Locally milled whole grain flours have more oils in them than bleached all-purpose ones do and therefore can go rancid. If they are stored in an airtight container in a cool, dark place, they will keep for months. But like any food, flours can go bad and will have a sharp smell and sour taste. While safe to handle, they will make anything you bake with them taste horrible. If you’ve got kids, make playdough (but don’t let them ingest it.) If you’re crafty, use it to make paper maché. If you’ve got a garden, dust your plants with it to deter grasshoppers and other leaf chewing insects. If you’ve got a compost pile, mix it in well, as just adding it on in one big layer will affect necessary air flow.

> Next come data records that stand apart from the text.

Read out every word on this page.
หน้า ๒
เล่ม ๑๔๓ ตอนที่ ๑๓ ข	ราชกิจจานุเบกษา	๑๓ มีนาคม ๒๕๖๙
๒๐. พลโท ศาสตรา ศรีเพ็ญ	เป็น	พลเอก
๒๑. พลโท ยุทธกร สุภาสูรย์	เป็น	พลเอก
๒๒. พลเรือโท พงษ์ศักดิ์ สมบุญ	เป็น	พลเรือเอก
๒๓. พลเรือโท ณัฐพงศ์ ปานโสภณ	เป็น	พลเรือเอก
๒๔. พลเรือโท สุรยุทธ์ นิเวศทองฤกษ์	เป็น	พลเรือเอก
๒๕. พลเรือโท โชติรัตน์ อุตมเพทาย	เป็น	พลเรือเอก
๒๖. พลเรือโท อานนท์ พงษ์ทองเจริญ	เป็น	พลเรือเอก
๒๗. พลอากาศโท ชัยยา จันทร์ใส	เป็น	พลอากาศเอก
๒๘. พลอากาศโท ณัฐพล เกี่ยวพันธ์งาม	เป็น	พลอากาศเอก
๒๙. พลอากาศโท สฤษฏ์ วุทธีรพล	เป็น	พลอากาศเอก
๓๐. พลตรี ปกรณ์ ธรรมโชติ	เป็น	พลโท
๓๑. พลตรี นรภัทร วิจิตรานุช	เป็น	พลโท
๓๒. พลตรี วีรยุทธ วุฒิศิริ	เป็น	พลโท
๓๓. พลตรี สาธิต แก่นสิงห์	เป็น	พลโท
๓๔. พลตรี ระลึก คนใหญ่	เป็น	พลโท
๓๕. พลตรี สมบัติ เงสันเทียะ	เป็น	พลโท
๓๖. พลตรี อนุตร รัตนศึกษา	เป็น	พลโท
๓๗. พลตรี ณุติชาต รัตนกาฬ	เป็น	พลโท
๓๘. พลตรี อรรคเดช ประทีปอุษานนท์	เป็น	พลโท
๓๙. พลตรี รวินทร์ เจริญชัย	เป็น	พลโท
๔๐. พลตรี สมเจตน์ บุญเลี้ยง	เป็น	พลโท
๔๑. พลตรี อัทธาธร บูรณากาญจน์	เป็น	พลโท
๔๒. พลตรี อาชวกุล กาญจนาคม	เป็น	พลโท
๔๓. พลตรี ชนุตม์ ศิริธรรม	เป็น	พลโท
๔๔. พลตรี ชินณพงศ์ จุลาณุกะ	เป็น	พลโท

8. MAKING WAY FOR CSA BOUNTY.
They are coming, folks. Boxes — well, reusable bags more likely — full of produce. Be ready with countertop bowls to store fruits that like room temperature in full view so it all gets eaten. Air out baskets destined to hold an abundance of root vegetables. Stock up on white flour sack towels that extend the fridge life of herbs and leafy greens until you can eat them all.
9. CLEANING THE GRILL.
A clean grill is an efficient, greener one. Evict any nesting critters and clear out the cobwebs or debris from all corners of the grill. Empty and clean the grease trap and replace the drip pan if necessary. If you’ve got a gas grill, inspect the hoses which should not be crimped or brittle and the tank which should not be bulging or rusting. To clean the grates, warm the grill first. Use a wire brush and elbow grease to get the grilled-on bits off the grates, wash them in warm soapy water, and air dry before putting them back onto the grill.
10. ROTATING COOKBOOKS.
Everyone gets in a recipe rut. Take a rainy March afternoon to leaf through your cookbooks for inspiration on how to prepare all of the bounty that’s coming your way. Move the books that inspire you most to the most prominent shelf in the case. Keep a running list of recipe names, book titles, and page numbers posted on the bulletin board to remind you where to find them easily.